B. ANATOMI DAN FISIOLOGI


1. Tuba adalah saluran (kamus kedokteran). Tuba uterina / fallopii adalah
saluran telur, berjalan disebelah kiri dan sebelah kanan sebuah dari sudut
uterus ke samping, di tepi atas ligamen lebar ke arah sisi pelvis (Anatomi
Fisiologi, 2002: 264).
2. Ovarial adalah indung telur. Ovarial / ovarium adalah alat kelamin wanita
yang berbentuk biji kenali, terletak di kanan dan kiri uterus di bawah tuba
uterina dan terikat di sebelah belakang oleh ligamentum latum uteri
(Anatomi Fisiologi, 2002:264).
3. Vagina adalah bentuknya seperti tabung, berotot dan dilapisi membran.
Bentuk bagian dalam berlipat-lipat dan disebut rugae. Vagina berguna
sebagai saluran keluar untuk darah haid, merupakan bagian kaudal “terusan
lahir”(birth canal), dan menerima penis sewaktu bersenggama. Ke arah
kranial vagina berhubungan dengan servix uteri dan ke arah kaudal dengan
vestibulum vagina. Dinding ventral dan dinding dorsal vagina saling
bersentuhan, kecuali pada ujung kranialnya yang terpisah oleh servix uteri.

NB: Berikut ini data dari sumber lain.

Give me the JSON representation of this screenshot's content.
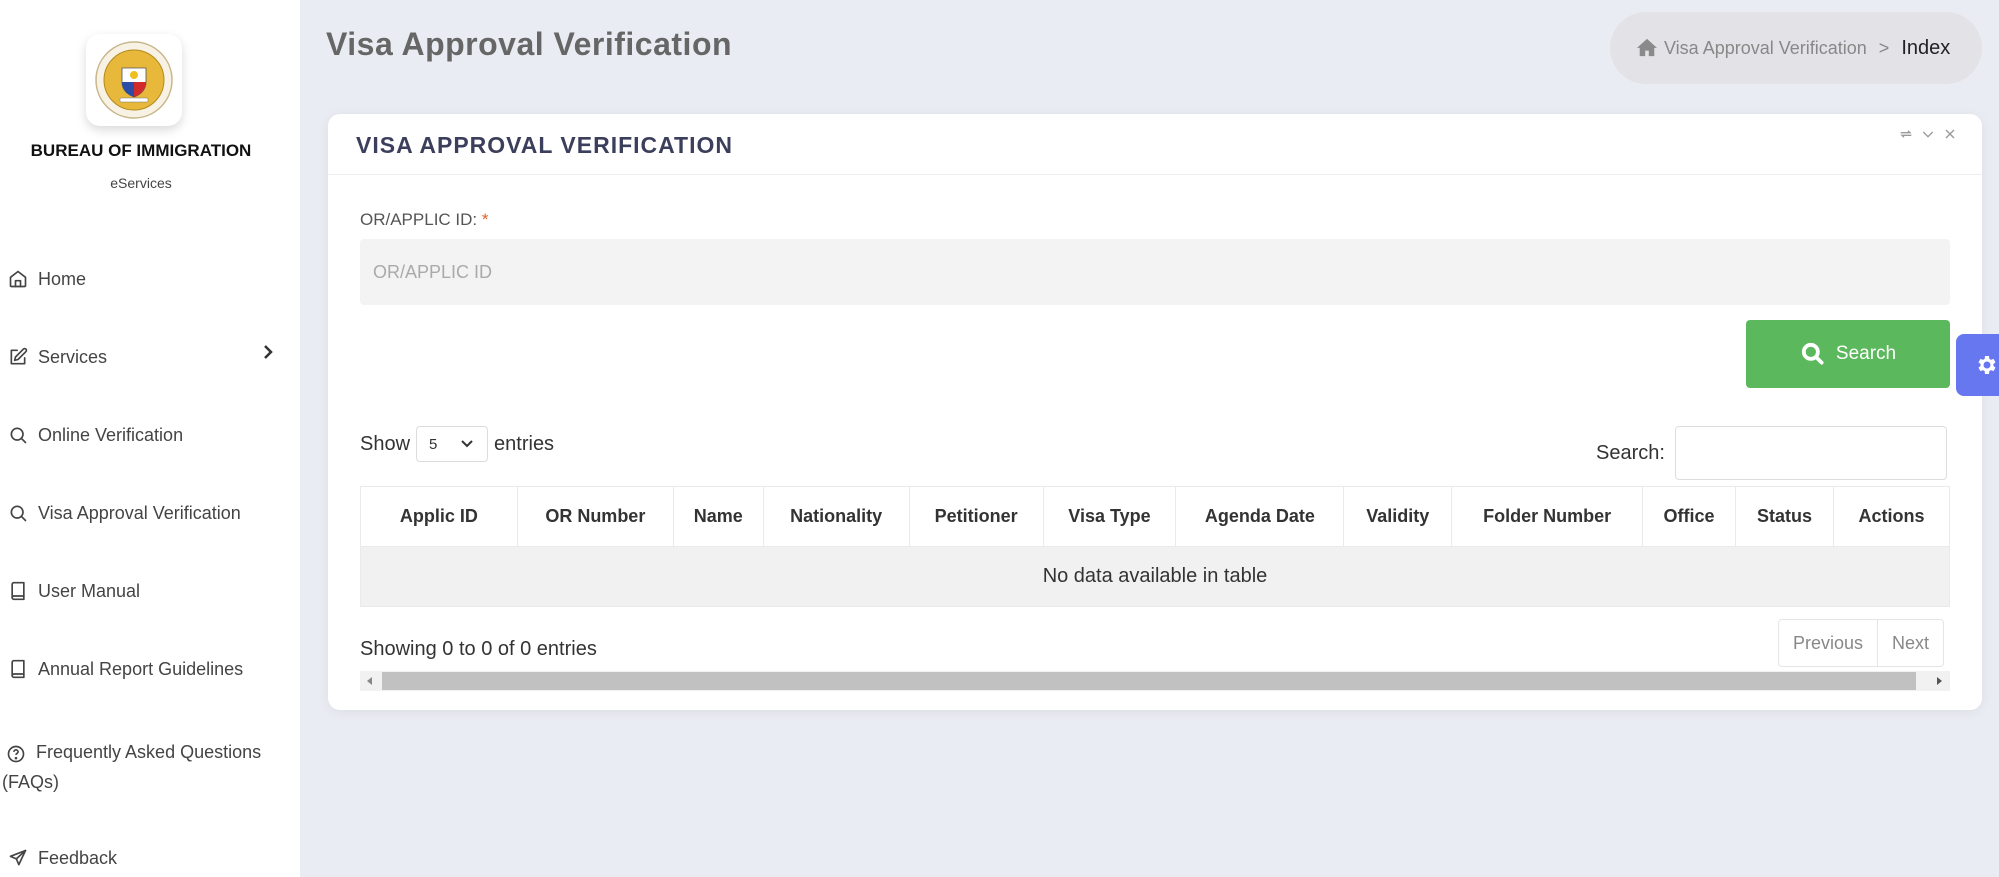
{
  "sidebar": {
    "org_name": "BUREAU OF IMMIGRATION",
    "org_sub": "eServices",
    "items": [
      {
        "label": "Home",
        "icon": "home-icon"
      },
      {
        "label": "Services",
        "icon": "edit-icon",
        "has_submenu": true
      },
      {
        "label": "Online Verification",
        "icon": "search-icon"
      },
      {
        "label": "Visa Approval Verification",
        "icon": "search-icon"
      },
      {
        "label": "User Manual",
        "icon": "book-icon"
      },
      {
        "label": "Annual Report Guidelines",
        "icon": "book-icon"
      },
      {
        "label": "Frequently Asked Questions",
        "label_cont": "(FAQs)",
        "icon": "help-circle-icon"
      },
      {
        "label": "Feedback",
        "icon": "send-icon"
      }
    ]
  },
  "header": {
    "title": "Visa Approval Verification",
    "breadcrumb": {
      "link": "Visa Approval Verification",
      "separator": ">",
      "current": "Index"
    }
  },
  "card": {
    "title": "VISA APPROVAL VERIFICATION",
    "form": {
      "label": "OR/APPLIC ID:",
      "required_mark": "*",
      "placeholder": "OR/APPLIC ID",
      "value": ""
    },
    "search_button": "Search",
    "table": {
      "show_label": "Show",
      "page_length": "5",
      "entries_label": "entries",
      "search_label": "Search:",
      "search_value": "",
      "columns": [
        "Applic ID",
        "OR Number",
        "Name",
        "Nationality",
        "Petitioner",
        "Visa Type",
        "Agenda Date",
        "Validity",
        "Folder Number",
        "Office",
        "Status",
        "Actions"
      ],
      "empty_message": "No data available in table",
      "info": "Showing 0 to 0 of 0 entries",
      "prev_label": "Previous",
      "next_label": "Next"
    }
  },
  "colors": {
    "primary_button": "#5cb85c",
    "settings_tab": "#6777ef",
    "required": "#e0632c"
  }
}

Vagina berada dorsal terhadap vesica urinaria dan rectum, dinding kiri dan
kanan vagina berhubungan dengan m. levator ani. Pembuluh darah yang
mengantar darah kepada bagian kranial vagina berasal dari arteria uterina.
Arteria vaginalis yang memasok darah kepada bagian tengah dan bagian
vagina lainnya berasal dari arteria rectalis media dan arteria pudenda
interna. Sedangkan vena vaginalis membentuk plexus venosus vaginalis
pada sisi-sisi vagina dan dalam membran mukosa vagina. Vena-vena ini
mencurahkan isinya ke dalam vena iliaca interna dan berhubungan dengan
plexus venosus vesicalis. Saraf-saraf vagina berasal dari plexus
uterovaginalis yang terletak antara kedua lembar ligamentum latum uteri
bersama arteria uterina.
4. Uterus adalah sebuah organ muskular yang berdinding tebal, berbentuk
seperti buah pir, dan terletak di dalam pelvis antara vesika urinaria dan
rektum. Panjang uterus kurang lebih 7,5 cm, lebar 5 cm, tebal 2,5 cm, dan
berat 50 gram. Pada wanita dewasa yang belum pernah menikah (bersalin)
panjang uterus adalah 5-8 cm, dan beratnya 30-60 gram. Uterus terapung di
dalam pelvis dan terdiri dari fundus uteri, korpus uteri dan servix uteri.
Dinding uterus terdiri dari endometrium, myometrium dan lapisan serosa.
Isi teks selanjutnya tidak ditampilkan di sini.